Curve Type Normal Equations Final Equation
Straight line: \(y = a + bx\) \(\Sigma y = na + b\Sigma x\)
\(\Sigma xy = a\Sigma x + b\Sigma x^2\)
\(b = \frac{n\Sigma xy - \Sigma x \Sigma y}{n\Sigma x^2 - (\Sigma x)^2}\)
\(a = \bar{y} - b\bar{x}\)
Parabola: \(y = a + bx + cx^2\) \(\Sigma y = na + b\Sigma x + c\Sigma x^2\)
\(\Sigma xy = a\Sigma x + b\Sigma x^2 + c\Sigma x^3\)
\(\Sigma x^2 y = a\Sigma x^2 + b\Sigma x^3 + c\Sigma x^4\)
Solve the three equations
Exponential: \(y = a e^{bx}\) Take ln: \(\ln y = \ln a + bx\)
Let \(Y = \ln y\), then fit \(Y = A + bx\)
Same as straight line on transformed data
Geometric: \(y = ax^b\) \(\ln y = \ln a + b \ln x\) Fit between \(\ln y\) and \(\ln x\)

7. Correlation Analysis

  • Karl Pearson’s coefficient of correlation (\(r\)):
    \[ r = \frac{\Sigma (x_i - \bar{x})(y_i - \bar{y})}{\sqrt{\Sigma (x_i - \bar{x})^2 \Sigma (y_i - \bar{y})^2}} = \frac{n\Sigma xy - \Sigma x \Sigma y}{\sqrt{(n\Sigma x^2 - (\Sigma x)^2)(n\Sigma y^2 - (\Sigma y)^2)}} \]
  • Properties: \(-1 \leq r \leq 1\)
  • Rank Correlation (Spearman’s):
    \(\rho = 1 - \frac{6 \Sigma d_i^2}{n(n^2 - 1)}\)
    where \(d_i =\) Rank\(_x\) – Rank\(_y\)

8. Regression Analysis

Regression equation of y on x: \(y = a + b x\)

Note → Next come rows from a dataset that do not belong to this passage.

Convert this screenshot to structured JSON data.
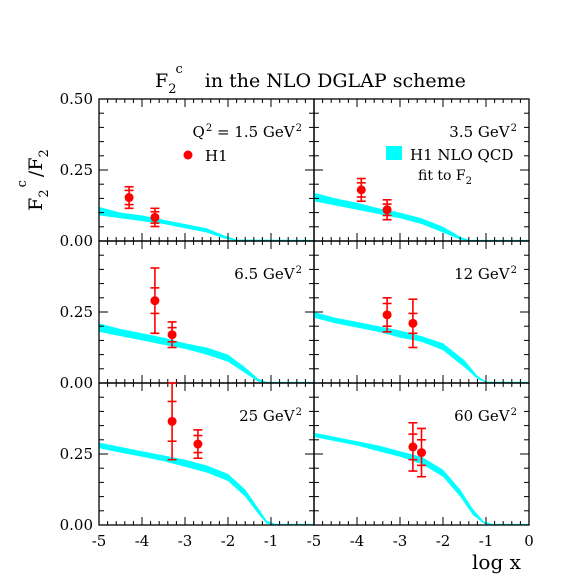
{
  "colors": {
    "band": "#00ffff",
    "data": "#ff0000",
    "axis": "#000000"
  },
  "chart_data": {
    "type": "scatter",
    "title_main": "F",
    "title_sub": "2",
    "title_sup": "c",
    "title_rest": "in  the  NLO DGLAP scheme",
    "ylabel": {
      "main": "F",
      "sub": "2",
      "sup": "c",
      "slash": "/",
      "main2": "F",
      "sub2": "2"
    },
    "xlabel": "log x",
    "xlim": [
      -5,
      0
    ],
    "ylim": [
      0,
      0.5
    ],
    "x_ticks": [
      "-5",
      "-4",
      "-3",
      "-2",
      "-1"
    ],
    "x_ticks_right": [
      "-5",
      "-4",
      "-3",
      "-2",
      "-1",
      "0"
    ],
    "y_ticks_top": [
      "0.50",
      "0.25",
      "0.00"
    ],
    "y_ticks": [
      "0.25",
      "0.00"
    ],
    "legend": {
      "data_label": "H1",
      "band_label_line1": "H1 NLO QCD",
      "band_label_line2": "fit to F",
      "band_label_sub": "2"
    },
    "panels": [
      {
        "q2_prefix": "Q",
        "q2_sup": "2",
        "q2_value": " = 1.5 GeV",
        "unit_sup": "2",
        "points": [
          {
            "x": -4.3,
            "y": 0.153,
            "stat": 0.025,
            "tot": 0.038
          },
          {
            "x": -3.7,
            "y": 0.083,
            "stat": 0.02,
            "tot": 0.032
          }
        ],
        "band": [
          {
            "x": -5.0,
            "lo": 0.09,
            "hi": 0.12
          },
          {
            "x": -4.5,
            "lo": 0.08,
            "hi": 0.1
          },
          {
            "x": -4.0,
            "lo": 0.07,
            "hi": 0.09
          },
          {
            "x": -3.5,
            "lo": 0.06,
            "hi": 0.075
          },
          {
            "x": -3.0,
            "lo": 0.045,
            "hi": 0.06
          },
          {
            "x": -2.5,
            "lo": 0.03,
            "hi": 0.045
          },
          {
            "x": -2.1,
            "lo": 0.01,
            "hi": 0.02
          },
          {
            "x": -1.8,
            "lo": 0.0,
            "hi": 0.005
          }
        ]
      },
      {
        "q2_prefix": "",
        "q2_sup": "",
        "q2_value": "3.5 GeV",
        "unit_sup": "2",
        "points": [
          {
            "x": -3.9,
            "y": 0.18,
            "stat": 0.025,
            "tot": 0.04
          },
          {
            "x": -3.3,
            "y": 0.11,
            "stat": 0.02,
            "tot": 0.035
          }
        ],
        "band": [
          {
            "x": -5.0,
            "lo": 0.14,
            "hi": 0.17
          },
          {
            "x": -4.5,
            "lo": 0.125,
            "hi": 0.15
          },
          {
            "x": -4.0,
            "lo": 0.11,
            "hi": 0.135
          },
          {
            "x": -3.5,
            "lo": 0.095,
            "hi": 0.115
          },
          {
            "x": -3.0,
            "lo": 0.08,
            "hi": 0.1
          },
          {
            "x": -2.5,
            "lo": 0.06,
            "hi": 0.08
          },
          {
            "x": -2.0,
            "lo": 0.03,
            "hi": 0.05
          },
          {
            "x": -1.6,
            "lo": 0.005,
            "hi": 0.015
          },
          {
            "x": -1.4,
            "lo": 0.0,
            "hi": 0.004
          }
        ]
      },
      {
        "q2_prefix": "",
        "q2_sup": "",
        "q2_value": "6.5 GeV",
        "unit_sup": "2",
        "points": [
          {
            "x": -3.7,
            "y": 0.29,
            "stat": 0.045,
            "tot": 0.115
          },
          {
            "x": -3.3,
            "y": 0.17,
            "stat": 0.025,
            "tot": 0.045
          }
        ],
        "band": [
          {
            "x": -5.0,
            "lo": 0.18,
            "hi": 0.21
          },
          {
            "x": -4.5,
            "lo": 0.165,
            "hi": 0.19
          },
          {
            "x": -4.0,
            "lo": 0.15,
            "hi": 0.175
          },
          {
            "x": -3.5,
            "lo": 0.135,
            "hi": 0.16
          },
          {
            "x": -3.0,
            "lo": 0.12,
            "hi": 0.14
          },
          {
            "x": -2.5,
            "lo": 0.1,
            "hi": 0.125
          },
          {
            "x": -2.0,
            "lo": 0.075,
            "hi": 0.1
          },
          {
            "x": -1.6,
            "lo": 0.035,
            "hi": 0.055
          },
          {
            "x": -1.3,
            "lo": 0.005,
            "hi": 0.015
          },
          {
            "x": -1.1,
            "lo": 0.0,
            "hi": 0.004
          }
        ]
      },
      {
        "q2_prefix": "",
        "q2_sup": "",
        "q2_value": "12 GeV",
        "unit_sup": "2",
        "points": [
          {
            "x": -3.3,
            "y": 0.24,
            "stat": 0.04,
            "tot": 0.06
          },
          {
            "x": -2.7,
            "y": 0.21,
            "stat": 0.035,
            "tot": 0.085
          }
        ],
        "band": [
          {
            "x": -5.0,
            "lo": 0.23,
            "hi": 0.25
          },
          {
            "x": -4.5,
            "lo": 0.21,
            "hi": 0.23
          },
          {
            "x": -4.0,
            "lo": 0.195,
            "hi": 0.215
          },
          {
            "x": -3.5,
            "lo": 0.18,
            "hi": 0.2
          },
          {
            "x": -3.0,
            "lo": 0.16,
            "hi": 0.185
          },
          {
            "x": -2.5,
            "lo": 0.145,
            "hi": 0.165
          },
          {
            "x": -2.0,
            "lo": 0.115,
            "hi": 0.14
          },
          {
            "x": -1.5,
            "lo": 0.055,
            "hi": 0.08
          },
          {
            "x": -1.2,
            "lo": 0.015,
            "hi": 0.025
          },
          {
            "x": -1.0,
            "lo": 0.0,
            "hi": 0.005
          }
        ]
      },
      {
        "q2_prefix": "",
        "q2_sup": "",
        "q2_value": "25 GeV",
        "unit_sup": "2",
        "points": [
          {
            "x": -3.3,
            "y": 0.365,
            "stat": 0.07,
            "tot": 0.135
          },
          {
            "x": -2.7,
            "y": 0.285,
            "stat": 0.03,
            "tot": 0.05
          }
        ],
        "band": [
          {
            "x": -5.0,
            "lo": 0.27,
            "hi": 0.29
          },
          {
            "x": -4.5,
            "lo": 0.255,
            "hi": 0.275
          },
          {
            "x": -4.0,
            "lo": 0.24,
            "hi": 0.26
          },
          {
            "x": -3.5,
            "lo": 0.225,
            "hi": 0.245
          },
          {
            "x": -3.0,
            "lo": 0.205,
            "hi": 0.23
          },
          {
            "x": -2.5,
            "lo": 0.185,
            "hi": 0.21
          },
          {
            "x": -2.0,
            "lo": 0.155,
            "hi": 0.18
          },
          {
            "x": -1.6,
            "lo": 0.1,
            "hi": 0.125
          },
          {
            "x": -1.3,
            "lo": 0.04,
            "hi": 0.06
          },
          {
            "x": -1.1,
            "lo": 0.005,
            "hi": 0.015
          },
          {
            "x": -0.9,
            "lo": 0.0,
            "hi": 0.004
          }
        ]
      },
      {
        "q2_prefix": "",
        "q2_sup": "",
        "q2_value": "60 GeV",
        "unit_sup": "2",
        "points": [
          {
            "x": -2.7,
            "y": 0.275,
            "stat": 0.045,
            "tot": 0.085
          },
          {
            "x": -2.5,
            "y": 0.255,
            "stat": 0.045,
            "tot": 0.085
          }
        ],
        "band": [
          {
            "x": -5.0,
            "lo": 0.31,
            "hi": 0.325
          },
          {
            "x": -4.5,
            "lo": 0.295,
            "hi": 0.31
          },
          {
            "x": -4.0,
            "lo": 0.28,
            "hi": 0.295
          },
          {
            "x": -3.5,
            "lo": 0.26,
            "hi": 0.28
          },
          {
            "x": -3.0,
            "lo": 0.24,
            "hi": 0.26
          },
          {
            "x": -2.5,
            "lo": 0.215,
            "hi": 0.24
          },
          {
            "x": -2.0,
            "lo": 0.17,
            "hi": 0.195
          },
          {
            "x": -1.6,
            "lo": 0.1,
            "hi": 0.125
          },
          {
            "x": -1.3,
            "lo": 0.035,
            "hi": 0.055
          },
          {
            "x": -1.05,
            "lo": 0.005,
            "hi": 0.012
          },
          {
            "x": -0.85,
            "lo": 0.0,
            "hi": 0.004
          }
        ]
      }
    ]
  }
}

  • \(b = r \cdot \frac{\sigma_y}{\sigma_x} = \frac{n\Sigma xy - \Sigma x \Sigma y}{n\Sigma x^2 - (\Sigma x)^2}\)
  • \(a = \bar{y} - b \bar{x}\)

Important Properties:

  • \(b_{yx} \cdot b_{xy} = r^2\)
  • \(r = \sqrt{b_{yx} \cdot b_{xy}}\) (sign same as b’s)
  • Correlation coefficient is geometric mean of regression coefficients

Summary Table of Key Formulas

Concept Formula
Mean \(\bar{x} = \Sigma x / n\)
Variance \(\sigma^2 = \Sigma (x - \bar{x})^2 / n\)
Pearson’s r \(r = \frac{n\Sigma xy - \Sigma x\Sigma y}{\sqrt{(n\Sigma x^2-(\Sigma x)^2)(n\Sigma y^2-(\Sigma y)^2)}}\)
Rank Correlation \(\rho\) \(1 - \frac{6\Sigma d^2}{n(n^2-1)}\)
Regression slope (y on x) \(b = \frac{n\Sigma xy - \Sigma x\Sigma y}{n\Sigma x^2 - (\Sigma x)^2}\)
Skewness (\(\gamma_1\)) \(\mu_3 / \sigma^3\)
Kurtosis (\(\gamma_2\)) \(\mu_4 / \sigma^4 - 3\)
Relation between r and b’s \(r^2 = b_{yx} \cdot b_{xy}\)

These are all the standard formulas and concepts from Module III (Statistical Techniques I) as per most Indian university syllabi (Anna University, Mumbai University, etc.). Practice numerical problems using these exact formulas for best exam performance.